L’article Présentation de la nouvelle production de Wozzeck permet une première prise de connaissance avec la pièce.

 

Sylvain Cambreling est quand même un chef extraordinaire. Sa direction dans La Traviata avait été décriée car elle cassait la beauté « bourgeoise » de l’œuvre, pour se plier à une volonté théâtrale.
Avec « Wozzeck » l’impression est tout autre, car ce qu’il nous propose est au contraire un magnifique épanouissement musical, une volonté de faire partager les beautés sonores de l’œuvre, de s’effacer derrière cette musique.
Et cela se comprend. Je me souviens qu’il s’était montré plus lyrique qu’explosif dans l’Amour des 3 Oranges. Cela se retrouve avec une force particulière à travers le personnage de Marie, dont l’humanité est ici sublimée musicalement.

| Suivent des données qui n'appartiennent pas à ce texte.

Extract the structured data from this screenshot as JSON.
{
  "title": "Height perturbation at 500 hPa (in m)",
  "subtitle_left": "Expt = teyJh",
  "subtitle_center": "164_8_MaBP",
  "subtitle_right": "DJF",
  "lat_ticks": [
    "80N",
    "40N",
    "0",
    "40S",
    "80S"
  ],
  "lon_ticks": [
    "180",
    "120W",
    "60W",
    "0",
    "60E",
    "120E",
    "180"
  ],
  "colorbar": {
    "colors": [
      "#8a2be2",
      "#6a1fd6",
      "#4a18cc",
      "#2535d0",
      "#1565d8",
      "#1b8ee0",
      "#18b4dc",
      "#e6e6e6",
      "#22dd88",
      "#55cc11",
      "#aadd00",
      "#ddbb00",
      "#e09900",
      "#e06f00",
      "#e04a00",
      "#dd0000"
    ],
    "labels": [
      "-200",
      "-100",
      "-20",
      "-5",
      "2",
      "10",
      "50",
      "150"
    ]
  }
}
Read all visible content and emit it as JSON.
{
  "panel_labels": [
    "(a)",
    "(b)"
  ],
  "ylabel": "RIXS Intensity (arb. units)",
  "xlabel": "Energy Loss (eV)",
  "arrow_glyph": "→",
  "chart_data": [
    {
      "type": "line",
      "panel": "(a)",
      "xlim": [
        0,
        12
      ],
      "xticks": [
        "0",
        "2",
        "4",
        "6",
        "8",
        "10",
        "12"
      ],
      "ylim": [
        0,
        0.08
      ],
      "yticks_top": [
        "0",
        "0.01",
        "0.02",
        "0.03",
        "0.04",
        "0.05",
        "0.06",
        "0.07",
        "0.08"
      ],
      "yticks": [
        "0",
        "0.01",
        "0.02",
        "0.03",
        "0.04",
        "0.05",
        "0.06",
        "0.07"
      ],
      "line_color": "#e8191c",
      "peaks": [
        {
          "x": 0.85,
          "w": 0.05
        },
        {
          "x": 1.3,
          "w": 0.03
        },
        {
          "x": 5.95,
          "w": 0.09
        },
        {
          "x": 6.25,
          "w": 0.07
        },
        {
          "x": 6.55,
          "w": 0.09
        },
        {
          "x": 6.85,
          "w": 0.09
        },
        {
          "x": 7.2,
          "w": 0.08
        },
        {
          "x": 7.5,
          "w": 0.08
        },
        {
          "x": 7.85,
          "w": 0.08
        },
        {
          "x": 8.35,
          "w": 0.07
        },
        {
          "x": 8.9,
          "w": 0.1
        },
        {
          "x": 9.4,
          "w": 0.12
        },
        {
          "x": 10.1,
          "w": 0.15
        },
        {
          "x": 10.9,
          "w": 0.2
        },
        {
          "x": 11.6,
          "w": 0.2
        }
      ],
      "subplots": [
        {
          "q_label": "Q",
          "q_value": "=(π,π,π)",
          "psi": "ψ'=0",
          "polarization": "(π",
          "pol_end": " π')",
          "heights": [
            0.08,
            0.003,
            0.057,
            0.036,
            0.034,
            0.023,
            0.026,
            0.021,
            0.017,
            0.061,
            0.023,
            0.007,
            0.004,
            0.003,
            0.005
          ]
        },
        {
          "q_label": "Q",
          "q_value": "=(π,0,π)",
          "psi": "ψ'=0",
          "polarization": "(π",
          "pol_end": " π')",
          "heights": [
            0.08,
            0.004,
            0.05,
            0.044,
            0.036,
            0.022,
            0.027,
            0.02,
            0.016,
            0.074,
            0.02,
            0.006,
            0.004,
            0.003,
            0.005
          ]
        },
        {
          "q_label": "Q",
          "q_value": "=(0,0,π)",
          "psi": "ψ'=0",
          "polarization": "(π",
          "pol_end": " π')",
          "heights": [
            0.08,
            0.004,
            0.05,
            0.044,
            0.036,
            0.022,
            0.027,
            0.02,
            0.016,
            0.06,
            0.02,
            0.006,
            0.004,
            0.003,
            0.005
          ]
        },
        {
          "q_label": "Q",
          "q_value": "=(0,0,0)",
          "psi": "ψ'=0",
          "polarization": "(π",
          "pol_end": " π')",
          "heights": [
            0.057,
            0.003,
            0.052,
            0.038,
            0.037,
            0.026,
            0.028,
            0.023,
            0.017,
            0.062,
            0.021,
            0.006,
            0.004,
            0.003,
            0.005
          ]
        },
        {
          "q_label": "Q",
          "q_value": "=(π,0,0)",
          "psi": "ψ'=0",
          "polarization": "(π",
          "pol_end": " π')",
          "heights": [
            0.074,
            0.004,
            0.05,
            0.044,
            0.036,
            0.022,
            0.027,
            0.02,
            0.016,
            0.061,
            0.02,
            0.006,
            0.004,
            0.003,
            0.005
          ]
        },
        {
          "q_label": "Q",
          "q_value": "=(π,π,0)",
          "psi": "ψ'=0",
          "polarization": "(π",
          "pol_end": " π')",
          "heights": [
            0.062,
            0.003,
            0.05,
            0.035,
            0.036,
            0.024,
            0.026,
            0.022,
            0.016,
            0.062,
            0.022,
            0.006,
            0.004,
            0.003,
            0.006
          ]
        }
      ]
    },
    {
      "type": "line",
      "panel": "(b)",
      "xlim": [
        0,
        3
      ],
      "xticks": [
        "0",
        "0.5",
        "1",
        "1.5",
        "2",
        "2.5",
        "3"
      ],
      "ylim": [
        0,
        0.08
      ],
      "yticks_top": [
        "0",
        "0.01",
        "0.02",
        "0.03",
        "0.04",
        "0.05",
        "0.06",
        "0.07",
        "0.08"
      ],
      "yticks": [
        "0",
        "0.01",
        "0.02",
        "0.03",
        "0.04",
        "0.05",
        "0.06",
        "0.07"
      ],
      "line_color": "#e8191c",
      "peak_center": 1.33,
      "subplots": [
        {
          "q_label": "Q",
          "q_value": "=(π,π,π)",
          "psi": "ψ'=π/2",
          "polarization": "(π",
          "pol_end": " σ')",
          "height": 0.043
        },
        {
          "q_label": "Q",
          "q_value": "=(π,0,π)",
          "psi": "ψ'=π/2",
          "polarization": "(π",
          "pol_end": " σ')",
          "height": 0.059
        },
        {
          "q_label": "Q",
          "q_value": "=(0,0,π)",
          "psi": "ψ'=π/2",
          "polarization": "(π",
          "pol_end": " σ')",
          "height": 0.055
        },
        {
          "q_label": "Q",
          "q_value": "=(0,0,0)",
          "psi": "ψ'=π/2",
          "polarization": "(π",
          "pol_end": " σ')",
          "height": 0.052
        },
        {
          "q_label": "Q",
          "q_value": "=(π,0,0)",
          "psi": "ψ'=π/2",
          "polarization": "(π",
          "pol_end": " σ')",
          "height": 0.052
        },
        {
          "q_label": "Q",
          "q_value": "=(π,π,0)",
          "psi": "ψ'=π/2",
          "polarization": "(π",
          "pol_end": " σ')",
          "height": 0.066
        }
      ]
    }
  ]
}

La musique d’Alban Berg est d’ailleurs prenante, et crée une sorte de poids au cœur qui de toute façon ne justifie pas d'en faire des tonnes pour oppresser encore plus l’auditeur. 

Wozzeck1.jpg

     Simon Keenlyside (Wozzeck) et Angela Denoke (Marie)

Simon Keenlyside se livre à un rôle d’homme obsessionnel qui n’a pas le droit de s’arrêter, et cette manière d’y jeter toute son âme est évidente. En plus de la difficulté vocale, c’est un travail sans relâche sur l’expression du visage qui évoque la souffrance, la bonté et la volonté de faire bien les choses, mais aussi une profonde tristesse.

Angela Denoke incarne, avec cette manière de couvrir légèrement sa voix lorsqu’elle fait appel aux résonances les plus élevées, une sorte d’ange désespéré d’où jaillissent parfois des inflexions véristes poignantes. D’ailleurs chacun sera ému par la relation avec son enfant.

Il va y avoir aussi beaucoup d' étonnés, car Jon Villars est méconnaissable en Tambour Major devenu un voyou de Banlieue très antipathique. Roland Bracht est lui aussi assez marquant en Docteur.
David Kuebler et Gerhard Siegel m’auront moins accroché.
Hesse von den Steinen en Margret est absolument géniale!

Tout se passe donc dans ce quartier de Gand (la caisse de Bière des Moines d’ Orval est d’ailleurs le seul élément qui permet de situer la scène en Belgique), les adultes sont tristes à voir, les enfants affluent et refluent.
A vrai dire,
Marthaler
n’accentue aucunement le sadisme du Docteur ou du Capitaine à l’égard de Wozzeck, et réduit même au minimum la violence du meurtre de Marie pour donner toute sa force à la dernière scène avec les enfants.

Cette image qui vous prend au cœur suffit à raconter la tragique mécanique de l’exclusion. Nous y retrouvons ce qu'a pu être l'enfance de Wozzeck et nous y imaginons ce que sera l'avenir de son fils et ce qu'il risque de faire.

C'est aussi un appel à la vigilance sur le comportement des jeunes dans leur rapport au plus faible.

Commenter cet article

YANN 19/04/2008 23:07

Je viens d'entendre S. Cambreling sur France Musique après la retransmission en direct de Wozzeck expliquer que pendant toute la pièce les enfants jouent à l'extérieur de la "cafétéria, personne ne s'en occupe. A la fin, ils prennent la place des adultes dans cette cafétéria et ils annoncent à son fils que Marie est morte. Ce sont tous de futurs Wozzeck. Je n'avais pas vu cet aspect.

genoveva 09/04/2008 08:41

Il me fallait une deuxième séance pour apprécier correctement cette oeuvre. Mieux placée au parterre, j'ai été très émue par Wozzeck et Marie. A samedi.

genoveva 02/04/2008 09:39

oui, une belle oeuvre, mais une musique oppressante comme tu le dis et des accents apocalyptiques comme le dit quelqu'un d'autre. J'y retourne tout de même pour essayer d'apprivoiser un peu cette musique.